Au-delà des chiffres globaux, les enquêteurs se sont heurtés à un mur d’opacité institutionnelle en tentant de cartographier la rémunération des hauts dirigeants. L’accès aux données financières s’est révélé strictement impossible pour la Présidence de la République ainsi que pour une partie des services de la Primature, où le montant exact des salaires et des primes mensuelles reste un secret d’État jalousement gardé. Pour les institutions accessibles, le constat confirme un système de gouvernement parallèle où l’explosion des primes non permanentes et des fonds spéciaux s’opère sans aucun lien avec la performance ou la responsabilité réelle des bénéficiaires.

Sur le terrain, cette injustice salariale institutionnalisée produit des conséquences catastrophiques et paralyse l’administration publique locale, à l’instar de la province de la Tshopo.
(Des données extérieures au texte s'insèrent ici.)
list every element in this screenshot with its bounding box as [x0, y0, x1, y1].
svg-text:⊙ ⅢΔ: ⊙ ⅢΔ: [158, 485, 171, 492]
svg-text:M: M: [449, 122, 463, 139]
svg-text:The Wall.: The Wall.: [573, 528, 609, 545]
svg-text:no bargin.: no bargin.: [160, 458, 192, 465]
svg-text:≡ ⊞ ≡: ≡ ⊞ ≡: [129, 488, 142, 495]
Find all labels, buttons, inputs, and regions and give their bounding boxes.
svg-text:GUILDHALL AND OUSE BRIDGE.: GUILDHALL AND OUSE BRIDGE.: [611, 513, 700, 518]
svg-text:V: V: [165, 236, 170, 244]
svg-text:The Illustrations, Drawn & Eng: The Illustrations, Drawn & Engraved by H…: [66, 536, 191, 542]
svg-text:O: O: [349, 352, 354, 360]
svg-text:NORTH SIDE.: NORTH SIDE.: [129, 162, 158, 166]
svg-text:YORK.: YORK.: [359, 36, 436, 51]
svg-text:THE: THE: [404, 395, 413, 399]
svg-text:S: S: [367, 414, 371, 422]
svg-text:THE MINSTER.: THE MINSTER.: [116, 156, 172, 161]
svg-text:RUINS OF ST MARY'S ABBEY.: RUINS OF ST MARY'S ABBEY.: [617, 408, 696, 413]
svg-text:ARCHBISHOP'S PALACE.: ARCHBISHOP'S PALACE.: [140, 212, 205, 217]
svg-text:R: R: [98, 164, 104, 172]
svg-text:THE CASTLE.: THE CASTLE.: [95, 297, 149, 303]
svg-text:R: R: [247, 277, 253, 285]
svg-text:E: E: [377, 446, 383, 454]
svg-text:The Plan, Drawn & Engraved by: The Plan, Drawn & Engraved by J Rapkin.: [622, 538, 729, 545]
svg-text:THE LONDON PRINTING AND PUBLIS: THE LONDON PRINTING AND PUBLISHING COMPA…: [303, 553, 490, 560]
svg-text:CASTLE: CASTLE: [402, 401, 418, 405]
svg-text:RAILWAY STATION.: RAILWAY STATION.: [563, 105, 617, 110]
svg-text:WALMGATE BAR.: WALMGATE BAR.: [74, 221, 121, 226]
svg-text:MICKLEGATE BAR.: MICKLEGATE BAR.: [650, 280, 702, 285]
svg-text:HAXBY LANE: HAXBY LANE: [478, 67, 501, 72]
Le mécontentement généralisé alimente des vagues de grèves successives et accélère une fuite massive des cerveaux parmi les professionnels de la santé et les enseignants du supérieur. La précarité frappe de plein fouet les agents de l’État en province, réduits à travailler dans des bureaux dépourvus de tables, de chaises et de meubles élémentaires, alors même que l’acquisition de ces équipements professionnels est régulièrement votée et financée dans le budget national.

Pour stopper cette hémorragie et restaurer la dignité des agents publics, la coalition CNPAV et AFREWATCH soumet cinq exigences capitales au gouvernement central afin d’amorcer un changement structurel irréversible. Les organisations réclament l’harmonisation immédiate d’une grille salariale unique pour mettre fin aux écarts entre agents de mêmes compétences, ainsi qu’une réduction drastique du train de vie des institutions, dont le fonctionnement ne devrait plus dépasser 10 à 15 % du budget global.

Enfin, elles exigent un renforcement des mécanismes de contrôle de la Cour des comptes par des audits réguliers, la priorisation absolue des investissements sociaux et l’adoption urgente d’une loi créant une Autorité nationale de régulation salariale soumise à une obligation stricte de transparence publique.